Nata a Woking, nel Surrey, nel novembre 1964, studia lingue moderne a Oxford e poi completa un master in tedesco a Princeton: un percorso che dice già molto del suo modo di stare dentro la lingua, cioè con curiosità e rigore, ma anche con gusto per le deviazioni, per i dettagli laterali, per le sorprese.

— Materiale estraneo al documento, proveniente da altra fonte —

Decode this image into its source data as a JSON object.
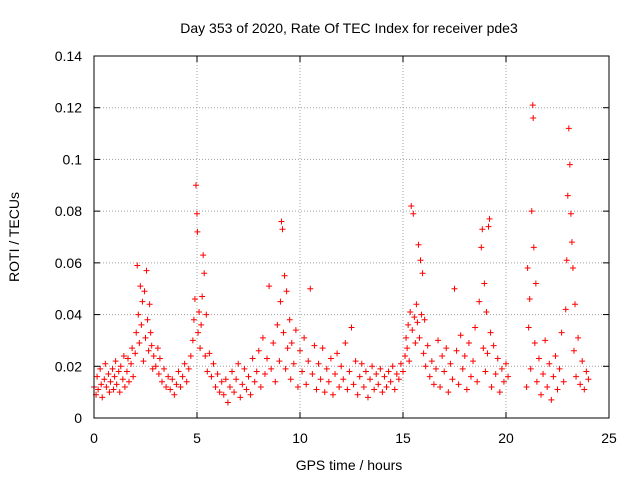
{
  "chart_data": {
    "type": "scatter",
    "title": "Day 353 of 2020, Rate Of TEC Index for receiver pde3",
    "xlabel": "GPS time / hours",
    "ylabel": "ROTI / TECUs",
    "xlim": [
      0,
      25
    ],
    "ylim": [
      0,
      0.14
    ],
    "xticks": [
      0,
      5,
      10,
      15,
      20,
      25
    ],
    "yticks": [
      0,
      0.02,
      0.04,
      0.06,
      0.08,
      0.1,
      0.12,
      0.14
    ],
    "xtick_labels": [
      "0",
      "5",
      "10",
      "15",
      "20",
      "25"
    ],
    "ytick_labels": [
      "0",
      "0.02",
      "0.04",
      "0.06",
      "0.08",
      "0.1",
      "0.12",
      "0.14"
    ],
    "grid": true,
    "marker": "plus",
    "color": "#ff0000",
    "series": [
      {
        "values": [
          [
            0.0,
            0.012
          ],
          [
            0.1,
            0.009
          ],
          [
            0.15,
            0.016
          ],
          [
            0.2,
            0.011
          ],
          [
            0.3,
            0.019
          ],
          [
            0.35,
            0.013
          ],
          [
            0.4,
            0.008
          ],
          [
            0.5,
            0.015
          ],
          [
            0.55,
            0.021
          ],
          [
            0.6,
            0.012
          ],
          [
            0.7,
            0.017
          ],
          [
            0.75,
            0.01
          ],
          [
            0.8,
            0.014
          ],
          [
            0.9,
            0.019
          ],
          [
            0.95,
            0.011
          ],
          [
            1.0,
            0.016
          ],
          [
            1.05,
            0.022
          ],
          [
            1.1,
            0.013
          ],
          [
            1.2,
            0.018
          ],
          [
            1.25,
            0.01
          ],
          [
            1.3,
            0.02
          ],
          [
            1.4,
            0.015
          ],
          [
            1.45,
            0.024
          ],
          [
            1.5,
            0.012
          ],
          [
            1.6,
            0.018
          ],
          [
            1.65,
            0.023
          ],
          [
            1.7,
            0.014
          ],
          [
            1.8,
            0.021
          ],
          [
            1.85,
            0.027
          ],
          [
            1.9,
            0.016
          ],
          [
            2.0,
            0.025
          ],
          [
            2.05,
            0.033
          ],
          [
            2.1,
            0.059
          ],
          [
            2.15,
            0.04
          ],
          [
            2.2,
            0.029
          ],
          [
            2.25,
            0.051
          ],
          [
            2.3,
            0.036
          ],
          [
            2.35,
            0.045
          ],
          [
            2.4,
            0.022
          ],
          [
            2.45,
            0.049
          ],
          [
            2.5,
            0.031
          ],
          [
            2.55,
            0.057
          ],
          [
            2.6,
            0.038
          ],
          [
            2.65,
            0.026
          ],
          [
            2.7,
            0.044
          ],
          [
            2.75,
            0.033
          ],
          [
            2.8,
            0.028
          ],
          [
            2.85,
            0.019
          ],
          [
            2.9,
            0.024
          ],
          [
            3.0,
            0.02
          ],
          [
            3.1,
            0.027
          ],
          [
            3.15,
            0.017
          ],
          [
            3.2,
            0.023
          ],
          [
            3.3,
            0.014
          ],
          [
            3.4,
            0.019
          ],
          [
            3.5,
            0.012
          ],
          [
            3.6,
            0.016
          ],
          [
            3.7,
            0.011
          ],
          [
            3.8,
            0.015
          ],
          [
            3.9,
            0.009
          ],
          [
            4.0,
            0.013
          ],
          [
            4.1,
            0.018
          ],
          [
            4.2,
            0.012
          ],
          [
            4.3,
            0.016
          ],
          [
            4.4,
            0.021
          ],
          [
            4.5,
            0.014
          ],
          [
            4.6,
            0.019
          ],
          [
            4.7,
            0.024
          ],
          [
            4.8,
            0.03
          ],
          [
            4.85,
            0.038
          ],
          [
            4.9,
            0.046
          ],
          [
            4.95,
            0.09
          ],
          [
            5.0,
            0.079
          ],
          [
            5.02,
            0.072
          ],
          [
            5.05,
            0.033
          ],
          [
            5.1,
            0.041
          ],
          [
            5.15,
            0.027
          ],
          [
            5.2,
            0.036
          ],
          [
            5.25,
            0.047
          ],
          [
            5.3,
            0.063
          ],
          [
            5.35,
            0.056
          ],
          [
            5.4,
            0.024
          ],
          [
            5.45,
            0.04
          ],
          [
            5.5,
            0.018
          ],
          [
            5.6,
            0.025
          ],
          [
            5.7,
            0.016
          ],
          [
            5.8,
            0.021
          ],
          [
            5.9,
            0.012
          ],
          [
            6.0,
            0.017
          ],
          [
            6.1,
            0.01
          ],
          [
            6.2,
            0.014
          ],
          [
            6.3,
            0.009
          ],
          [
            6.4,
            0.015
          ],
          [
            6.5,
            0.006
          ],
          [
            6.6,
            0.012
          ],
          [
            6.7,
            0.018
          ],
          [
            6.8,
            0.01
          ],
          [
            6.9,
            0.015
          ],
          [
            7.0,
            0.021
          ],
          [
            7.1,
            0.008
          ],
          [
            7.2,
            0.013
          ],
          [
            7.3,
            0.019
          ],
          [
            7.4,
            0.011
          ],
          [
            7.5,
            0.016
          ],
          [
            7.6,
            0.009
          ],
          [
            7.7,
            0.023
          ],
          [
            7.8,
            0.014
          ],
          [
            7.9,
            0.018
          ],
          [
            8.0,
            0.026
          ],
          [
            8.1,
            0.012
          ],
          [
            8.2,
            0.031
          ],
          [
            8.3,
            0.017
          ],
          [
            8.4,
            0.023
          ],
          [
            8.5,
            0.051
          ],
          [
            8.6,
            0.019
          ],
          [
            8.7,
            0.029
          ],
          [
            8.8,
            0.014
          ],
          [
            8.9,
            0.036
          ],
          [
            9.0,
            0.022
          ],
          [
            9.05,
            0.045
          ],
          [
            9.1,
            0.076
          ],
          [
            9.15,
            0.073
          ],
          [
            9.2,
            0.033
          ],
          [
            9.25,
            0.055
          ],
          [
            9.3,
            0.019
          ],
          [
            9.35,
            0.049
          ],
          [
            9.4,
            0.027
          ],
          [
            9.5,
            0.038
          ],
          [
            9.55,
            0.015
          ],
          [
            9.6,
            0.029
          ],
          [
            9.7,
            0.021
          ],
          [
            9.8,
            0.034
          ],
          [
            9.9,
            0.012
          ],
          [
            10.0,
            0.026
          ],
          [
            10.1,
            0.018
          ],
          [
            10.2,
            0.031
          ],
          [
            10.3,
            0.013
          ],
          [
            10.4,
            0.022
          ],
          [
            10.5,
            0.05
          ],
          [
            10.6,
            0.017
          ],
          [
            10.7,
            0.028
          ],
          [
            10.8,
            0.011
          ],
          [
            10.9,
            0.021
          ],
          [
            11.0,
            0.015
          ],
          [
            11.1,
            0.027
          ],
          [
            11.2,
            0.01
          ],
          [
            11.3,
            0.019
          ],
          [
            11.4,
            0.014
          ],
          [
            11.5,
            0.023
          ],
          [
            11.6,
            0.009
          ],
          [
            11.7,
            0.017
          ],
          [
            11.8,
            0.025
          ],
          [
            11.9,
            0.012
          ],
          [
            12.0,
            0.02
          ],
          [
            12.1,
            0.015
          ],
          [
            12.2,
            0.029
          ],
          [
            12.3,
            0.011
          ],
          [
            12.4,
            0.018
          ],
          [
            12.5,
            0.035
          ],
          [
            12.6,
            0.013
          ],
          [
            12.7,
            0.022
          ],
          [
            12.8,
            0.009
          ],
          [
            12.9,
            0.016
          ],
          [
            13.0,
            0.021
          ],
          [
            13.1,
            0.012
          ],
          [
            13.2,
            0.018
          ],
          [
            13.3,
            0.008
          ],
          [
            13.4,
            0.015
          ],
          [
            13.5,
            0.02
          ],
          [
            13.6,
            0.011
          ],
          [
            13.7,
            0.017
          ],
          [
            13.8,
            0.013
          ],
          [
            13.9,
            0.019
          ],
          [
            14.0,
            0.01
          ],
          [
            14.1,
            0.016
          ],
          [
            14.2,
            0.012
          ],
          [
            14.3,
            0.018
          ],
          [
            14.4,
            0.014
          ],
          [
            14.5,
            0.02
          ],
          [
            14.6,
            0.011
          ],
          [
            14.7,
            0.017
          ],
          [
            14.8,
            0.015
          ],
          [
            14.9,
            0.021
          ],
          [
            15.0,
            0.018
          ],
          [
            15.1,
            0.024
          ],
          [
            15.15,
            0.031
          ],
          [
            15.2,
            0.027
          ],
          [
            15.25,
            0.036
          ],
          [
            15.3,
            0.022
          ],
          [
            15.35,
            0.041
          ],
          [
            15.4,
            0.082
          ],
          [
            15.45,
            0.034
          ],
          [
            15.5,
            0.079
          ],
          [
            15.55,
            0.039
          ],
          [
            15.6,
            0.029
          ],
          [
            15.65,
            0.044
          ],
          [
            15.7,
            0.037
          ],
          [
            15.75,
            0.067
          ],
          [
            15.8,
            0.031
          ],
          [
            15.85,
            0.061
          ],
          [
            15.9,
            0.04
          ],
          [
            15.95,
            0.056
          ],
          [
            16.0,
            0.025
          ],
          [
            16.05,
            0.038
          ],
          [
            16.1,
            0.02
          ],
          [
            16.2,
            0.028
          ],
          [
            16.3,
            0.016
          ],
          [
            16.4,
            0.022
          ],
          [
            16.5,
            0.013
          ],
          [
            16.6,
            0.019
          ],
          [
            16.7,
            0.03
          ],
          [
            16.8,
            0.012
          ],
          [
            16.9,
            0.024
          ],
          [
            17.0,
            0.018
          ],
          [
            17.1,
            0.027
          ],
          [
            17.2,
            0.01
          ],
          [
            17.3,
            0.021
          ],
          [
            17.4,
            0.015
          ],
          [
            17.5,
            0.05
          ],
          [
            17.6,
            0.026
          ],
          [
            17.7,
            0.013
          ],
          [
            17.8,
            0.032
          ],
          [
            17.9,
            0.019
          ],
          [
            18.0,
            0.024
          ],
          [
            18.1,
            0.011
          ],
          [
            18.2,
            0.029
          ],
          [
            18.3,
            0.016
          ],
          [
            18.4,
            0.022
          ],
          [
            18.5,
            0.035
          ],
          [
            18.6,
            0.014
          ],
          [
            18.7,
            0.045
          ],
          [
            18.8,
            0.066
          ],
          [
            18.85,
            0.073
          ],
          [
            18.9,
            0.027
          ],
          [
            18.95,
            0.052
          ],
          [
            19.0,
            0.018
          ],
          [
            19.05,
            0.041
          ],
          [
            19.1,
            0.025
          ],
          [
            19.15,
            0.074
          ],
          [
            19.2,
            0.077
          ],
          [
            19.25,
            0.033
          ],
          [
            19.3,
            0.012
          ],
          [
            19.4,
            0.028
          ],
          [
            19.5,
            0.017
          ],
          [
            19.6,
            0.023
          ],
          [
            19.7,
            0.01
          ],
          [
            19.8,
            0.019
          ],
          [
            19.9,
            0.014
          ],
          [
            20.0,
            0.021
          ],
          [
            20.1,
            0.016
          ],
          [
            21.0,
            0.012
          ],
          [
            21.05,
            0.058
          ],
          [
            21.1,
            0.035
          ],
          [
            21.15,
            0.046
          ],
          [
            21.2,
            0.019
          ],
          [
            21.25,
            0.08
          ],
          [
            21.3,
            0.121
          ],
          [
            21.32,
            0.116
          ],
          [
            21.35,
            0.066
          ],
          [
            21.4,
            0.029
          ],
          [
            21.45,
            0.052
          ],
          [
            21.5,
            0.014
          ],
          [
            21.6,
            0.023
          ],
          [
            21.7,
            0.009
          ],
          [
            21.8,
            0.017
          ],
          [
            21.9,
            0.03
          ],
          [
            22.0,
            0.012
          ],
          [
            22.1,
            0.021
          ],
          [
            22.2,
            0.007
          ],
          [
            22.3,
            0.016
          ],
          [
            22.4,
            0.024
          ],
          [
            22.5,
            0.011
          ],
          [
            22.6,
            0.019
          ],
          [
            22.7,
            0.033
          ],
          [
            22.8,
            0.014
          ],
          [
            22.9,
            0.042
          ],
          [
            22.95,
            0.061
          ],
          [
            23.0,
            0.086
          ],
          [
            23.05,
            0.112
          ],
          [
            23.1,
            0.098
          ],
          [
            23.15,
            0.079
          ],
          [
            23.2,
            0.068
          ],
          [
            23.25,
            0.058
          ],
          [
            23.3,
            0.026
          ],
          [
            23.35,
            0.044
          ],
          [
            23.4,
            0.016
          ],
          [
            23.5,
            0.031
          ],
          [
            23.6,
            0.013
          ],
          [
            23.7,
            0.022
          ],
          [
            23.8,
            0.011
          ],
          [
            23.9,
            0.018
          ],
          [
            24.0,
            0.015
          ]
        ]
      }
    ]
  }
}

Poi arriva l’incastro perfetto tra destino e quotidianità: lavora per una grande casa editoriale legata ai dizionari e finisce a Countdown, nello spazio del Dictionary Corner. Dal 1992 è lì a fare ciò che le riesce meglio: prendere una parola qualunque e raccontare da dove arriva, dove è passata, come è cambiata, cosa dice di chi la usa. E la cosa interessante è che non lo fa con aria da cattedra: lo fa con un tono chiaro, spesso ironico, sempre preciso.
Negli anni, quella competenza ha preso strade diverse ma coerenti: libri di divulgazione sulle parole e sulle loro storie, radio e tv, e poi anche un podcast molto seguito, dove la lingua diventa conversazione intelligente, non lezione.
Il riconoscimento più “ufficiale” arriva nel 2024, quando le viene conferito l’MBE per i servizi resi alla letteratura e alla lingua. Ma il punto, in fondo, è un altro: Susie Dent è diventata una figura familiare perché sa fare una cosa semplice e difficile insieme — far venire voglia di ascoltare le parole, come se fossero storie.